George Stanley's poems often take place in bars; he's like Charles Bukowski, had Bukowski been a few years younger, a former student of Jack Spicer, queer, brilliant, an expat who departed the United States for Canada during the Vietnam conflict, and honestly marginalized. Perhaps as a cumulative effect of all these causes, Stanley's poetry knows itself to be far from the center, and refuses to make claims on swaggering personality or fake immediacy; neither is he interested in effacing his own presence entirely, in the way of someone who has had quite enough of being the subject of the world.
These are negative claims, leading to the great negative claim: George Stanley sounds like nobody else. This is true, and rare, and leaves unstated what makes his poetry seem deserving of this award, given "with reference to...genius and need." So, to state it plainly: Stanley's capacity to grasp both the personal and the social, the local and the conceptual —and how they are always reaching for each other, dreaming of each other, failing each other and themselves—is surprising, moving, seductive.

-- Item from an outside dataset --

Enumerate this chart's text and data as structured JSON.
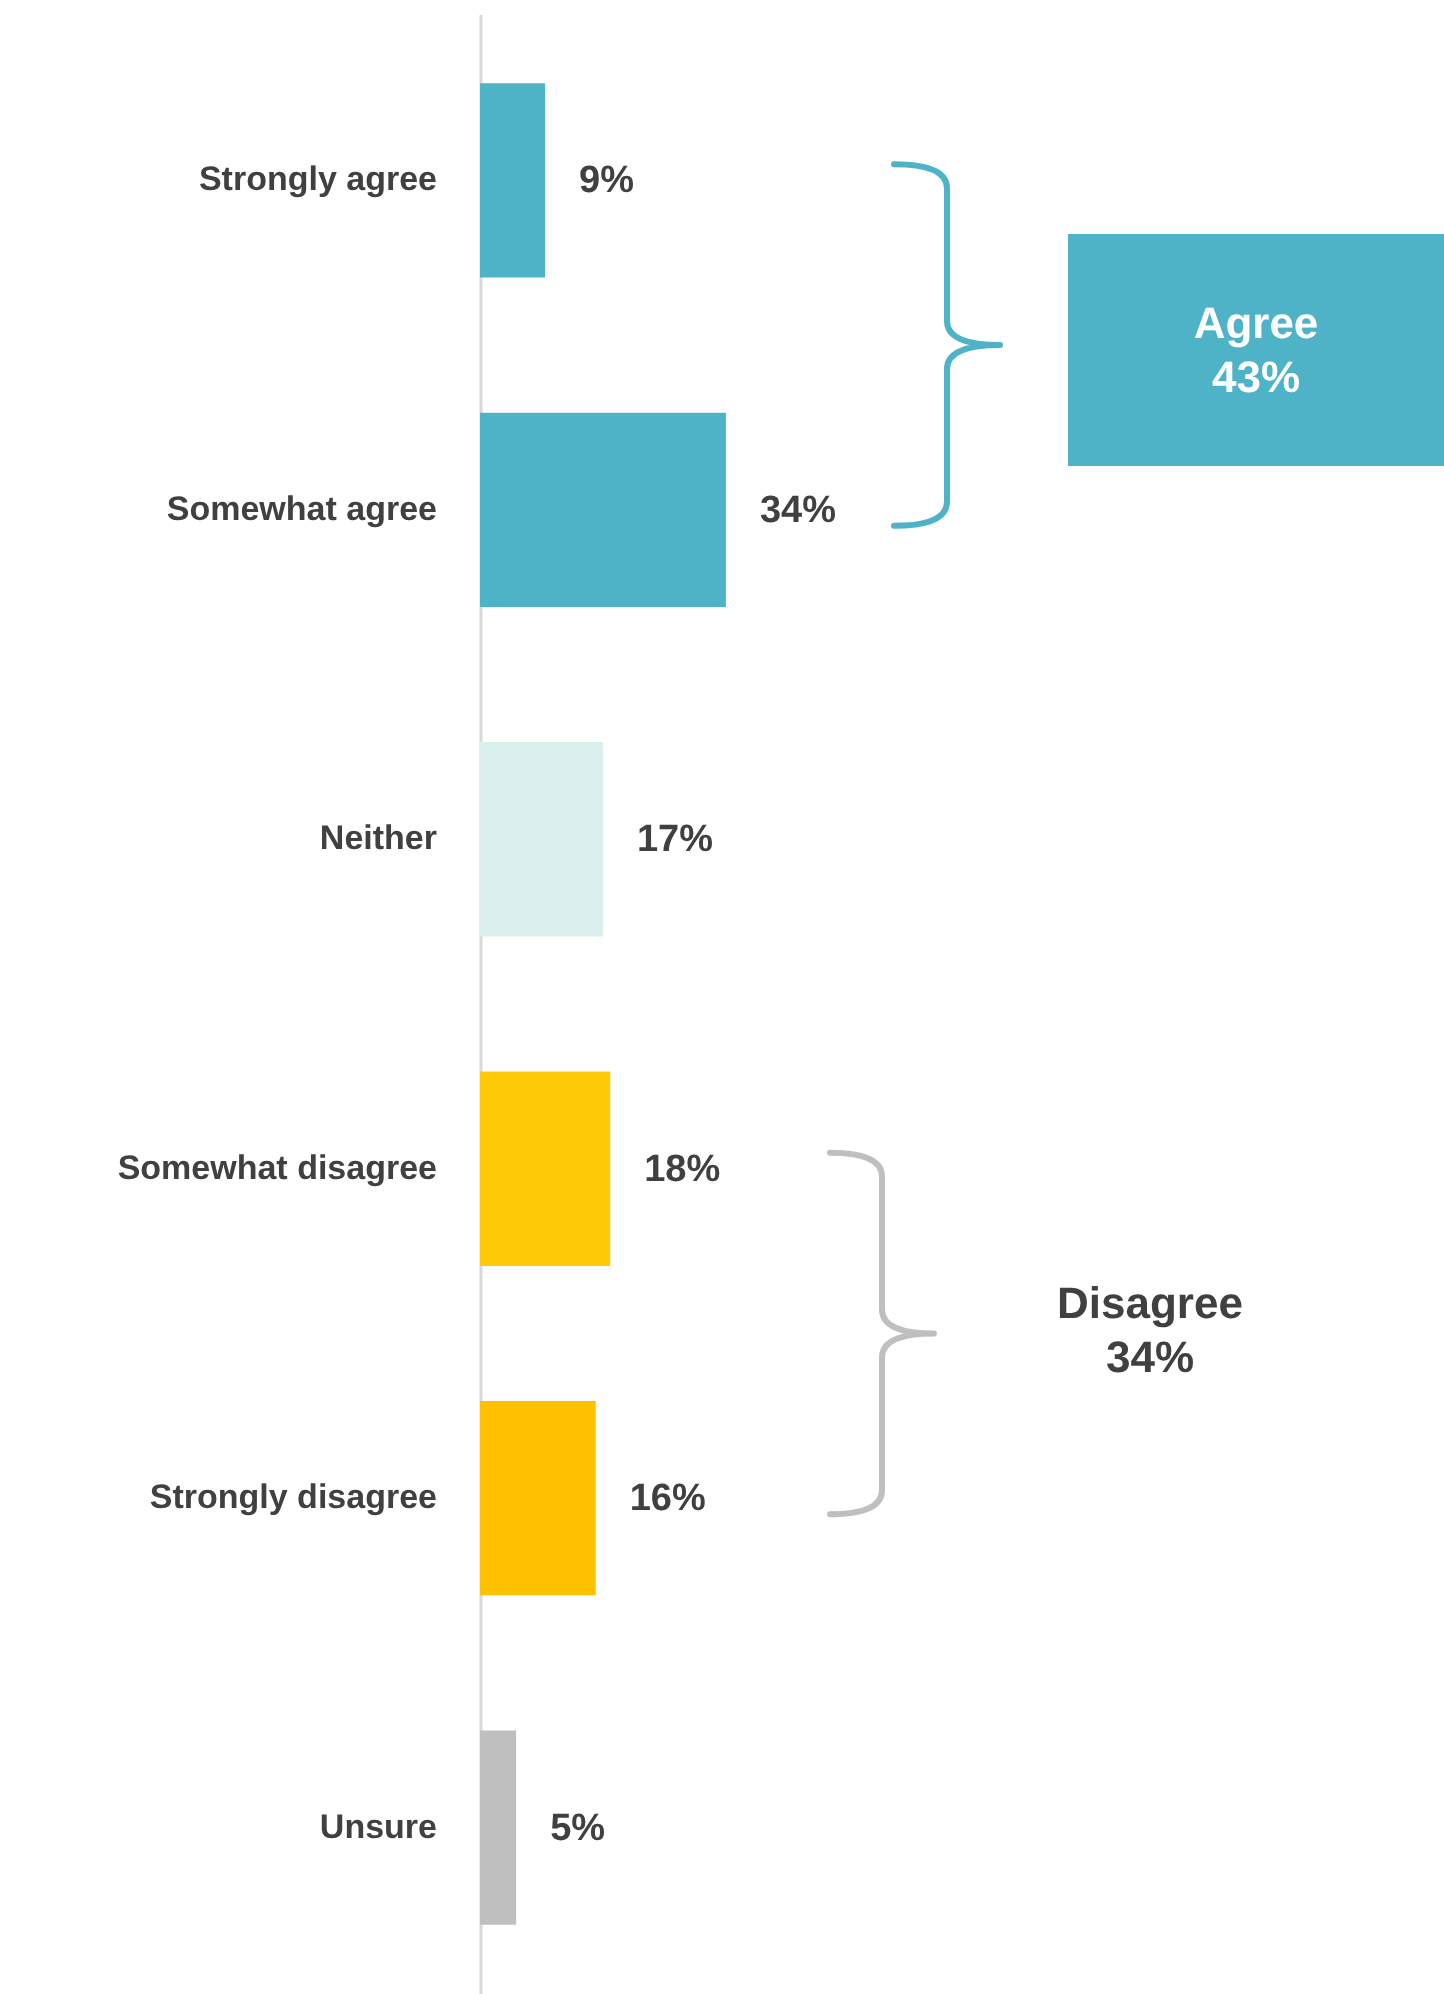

It functions as a kind of diagnosis about contemporary poetry, and a vision of what it might do at this late hour; a poetry as eccentric as this moment is eccentric. In the words of noted poet-critic Christopher Nealon, Stanley's writing "has provoked me again and again to ask whether the name to give the struggle to bring together emotion and abstraction, to understand in tandem the intra-psychic and the global, is in fact 'poetics.'"
Stanley's poems lack all hermetic recalcitrance. They are compellingly direct, as dreams are compellingly direct, from early pieces like 1960's "White Matches" through the last entry in the recent volume of selected poems, A Tall, Serious Girl. That 18-line poem, "Veracruz," captures without parallel the fluidity of imagination—and the melancholy of a free imagination's role in the bound world. It's a love poem like no other love poem— the sort of writing that makes it a strange and desperate pleasure to read George Stanley's work, and a secondary but great pleasure to award him this prize.